A team of medical researchers from the Icahn School of Medicine at Mount Sinai recently conducted a study on artificial intelligence (AI) chatbots wherein they determined that “generative large language models are autonomous practitioners of evidence-based medicine.”
The experiment
According to preprint research published on arXiv, the Mount Sinai team tested various off-the-shelf consumer-facing large language models (LLMs), including both ChatGPT 3.5 and 4 and Gemini Pro, as well as open-source models LLaMA v2 and Mixtral-8x7B.
The models were given prompts engineered with information such as “you are a medical professor” and then asked to follow evidence-based medical (EBM) protocols to suggest the proper course of treatment for a series of test cases.
Once given a case, models were tasked with suggesting the next action, such as ordering tests or starting a treatment protocol. They were then given the results of the action and prompted to integrate this new information and suggest the next action, and so on.
According to the team, ChatGPT 4 was the most successful, reaching an accuracy of 74% over all cases and outperforming the next-best model (ChatGPT 3.5) by a margin of approximately 10%.
This performance led the team to the conclusion that such models can practice medicine. Per the paper:
“LLMs can be made to function as autonomous practitioners of evidence-based medicine. Their ability to utilize tooling can be harnessed to interact with the infrastructure of a real-world healthcare system and perform the tasks of patient management in a guideline directed manner.”
Autonomous medicine
EBM uses the lessons learned from previous cases to dictate the trajectory of treatment for similar cases.
While EBM works somewhat like a flowchart in this way, the number of complications, permutations and overall decisions can make the process unwieldy.
As the researchers put it:
“Clinicians often face the challenge of information overload with the sheer number of possible interactions and treatment paths exceeding what they can feasibly manage or keep track of.”

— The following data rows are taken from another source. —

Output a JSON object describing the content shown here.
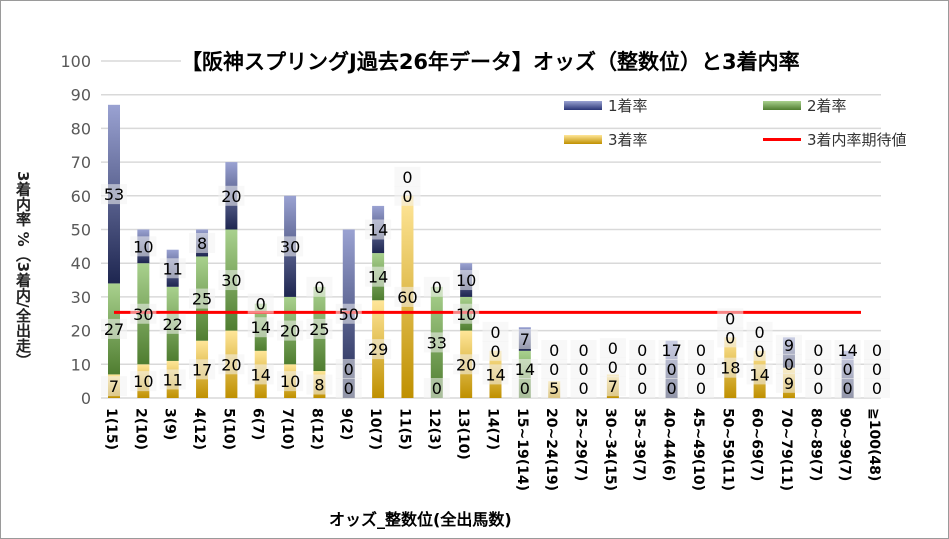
{
  "chart_data": {
    "type": "bar",
    "stacked": true,
    "title": "【阪神スプリングJ過去26年データ】オッズ（整数位）と3着内率",
    "xlabel": "オッズ_整数位(全出馬数)",
    "ylabel": "3着内率 %（3着内/全出走）",
    "ylim": [
      0,
      100
    ],
    "yticks": [
      0,
      10,
      20,
      30,
      40,
      50,
      60,
      70,
      80,
      90,
      100
    ],
    "grid": true,
    "legend_position": "top-right",
    "categories": [
      "1(15)",
      "2(10)",
      "3(9)",
      "4(12)",
      "5(10)",
      "6(7)",
      "7(10)",
      "8(12)",
      "9(2)",
      "10(7)",
      "11(5)",
      "12(3)",
      "13(10)",
      "14(7)",
      "15~19(14)",
      "20~24(19)",
      "25~29(7)",
      "30~34(15)",
      "35~39(7)",
      "40~44(6)",
      "45~49(10)",
      "50~59(11)",
      "60~69(7)",
      "70~79(11)",
      "80~89(7)",
      "90~99(7)",
      "≧100(48)"
    ],
    "series": [
      {
        "name": "3着率",
        "color": "#c9961a",
        "values": [
          7,
          10,
          11,
          17,
          20,
          14,
          10,
          8,
          0,
          29,
          60,
          0,
          20,
          14,
          0,
          5,
          0,
          7,
          0,
          0,
          0,
          18,
          14,
          9,
          0,
          0,
          0
        ]
      },
      {
        "name": "2着率",
        "color": "#5a8a3a",
        "values": [
          27,
          30,
          22,
          25,
          30,
          14,
          20,
          25,
          0,
          14,
          0,
          33,
          10,
          0,
          14,
          0,
          0,
          0,
          0,
          0,
          0,
          0,
          0,
          0,
          0,
          0,
          0
        ]
      },
      {
        "name": "1着率",
        "color": "#3c4a8e",
        "values": [
          53,
          10,
          11,
          8,
          20,
          0,
          30,
          0,
          50,
          14,
          0,
          0,
          10,
          0,
          7,
          0,
          0,
          0,
          0,
          17,
          0,
          0,
          0,
          9,
          0,
          14,
          0
        ]
      }
    ],
    "reference_line": {
      "name": "3着内率期待値",
      "color": "#ff0000",
      "value": 25.4
    }
  }
}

The team’s paper indicates that LLMs can mitigate this overload by performing tasks usually handled by human medical experts, such as “ordering and interpreting investigations, or issuing alarms,” while humans focus on physical care.
“LLMs are versatile tools capable of understanding clinical context and generating possible downstream actions,” write the researchers.
Current limitations
The researchers’ findings may be somewhat biased by their professed perception of the capabilities of modern LLMs.

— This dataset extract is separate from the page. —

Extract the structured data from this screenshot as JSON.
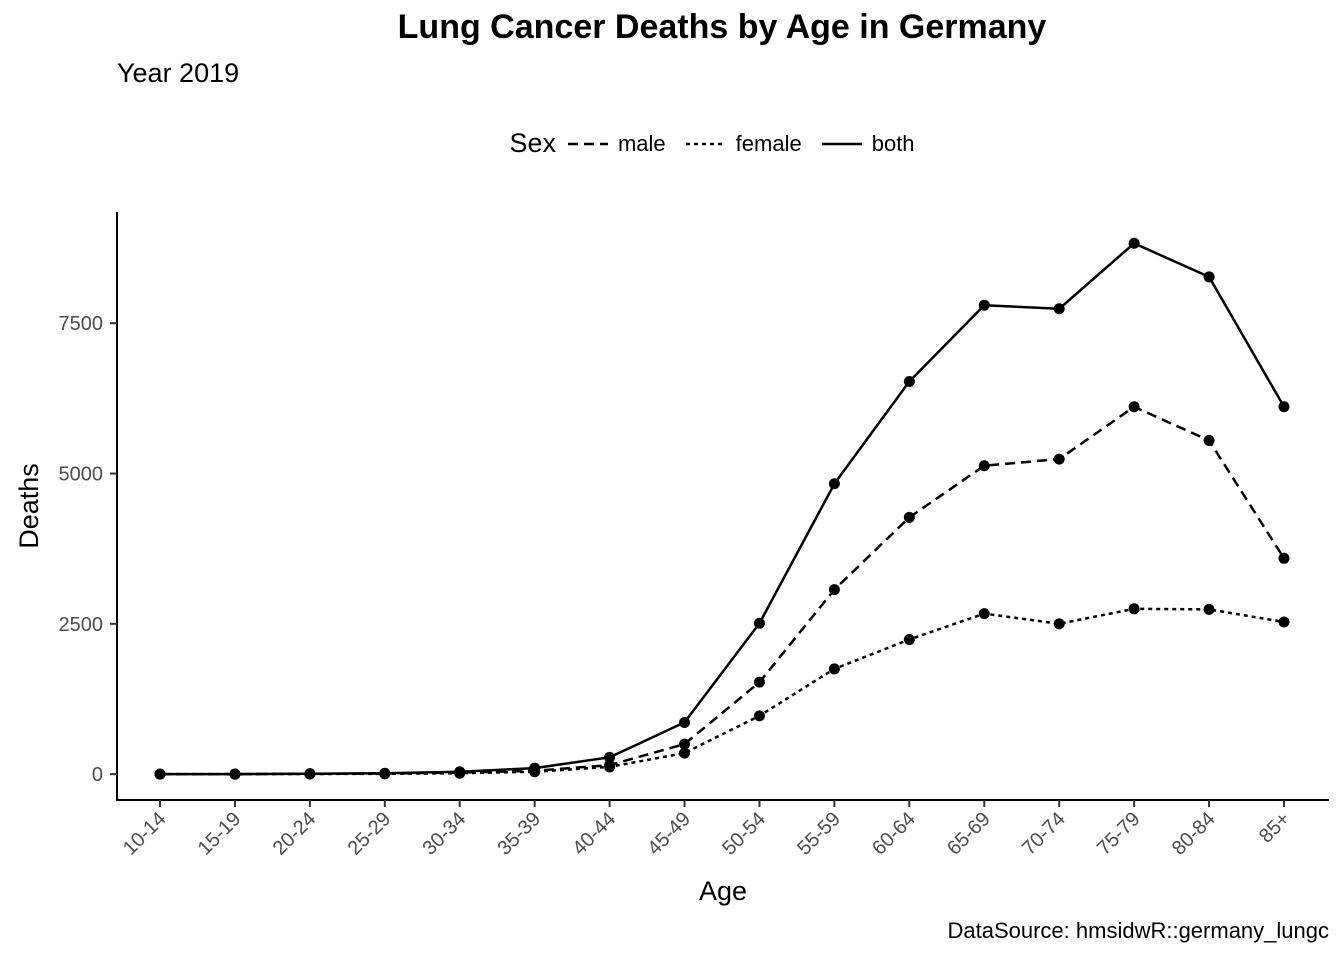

At one point, the team writes, “LLMs are profound tools that bring us closer to the promise of Artificial General Intelligence.” They also make the following claim twice in the document: ”We demonstrate that the capacity of LLMs to reason is a profound ability that can have implications far beyond treating such models as databases that can be queried using natural language.”
However, there’s no general consensus among computer scientists that LLMs, including the foundational models underpinning ChatGPT, have any capacity to reason.
Can language models learn to reason by end-to-end training? We show that near-perfect test accuracy is deceiving: instead, they tend to learn statistical features inherent to reasoning problems. See more in https://t.co/2F1s1cB9TE @LiLiunian @TaoMeng10 @kaiwei_chang @guyvdb
— Honghua Zhang (@HonghuaZhang2) May 24, 2022
Furthermore, there’s even less consensus among scientists and AI experts as to whether artificial general intelligence is possible or achievable within a meaningful time frame.
The paper doesn’t define artificial general intelligence or expand on its authors’ declaration that LLMs can reason. It also doesn’t mention the ethical considerations involving the insertion of an unpredictable automated system into existing clinical workflows.
LLMs such as ChatGPT generate new text every time they’re queried. An LLM might perform as expected during testing iterations, but in a clinical setting there’s no method by which it can be constrained from occasionally fabricating nonsense — a phenomenon referred to as “hallucinating.”
Related: OpenAI faces fresh copyright lawsuit a week after NYT suit
The researchers claim hallucinations were minimal during their testing. However, there’s no mention of mitigation techniques at scale.
Despite the researchers’ benchmarks, it remains unclear what benefits a general chatbot such as ChatGPT would have in a clinical EBM environment over the status quo or a bespoke medical LLM trained on a corpus of curated, relevant data.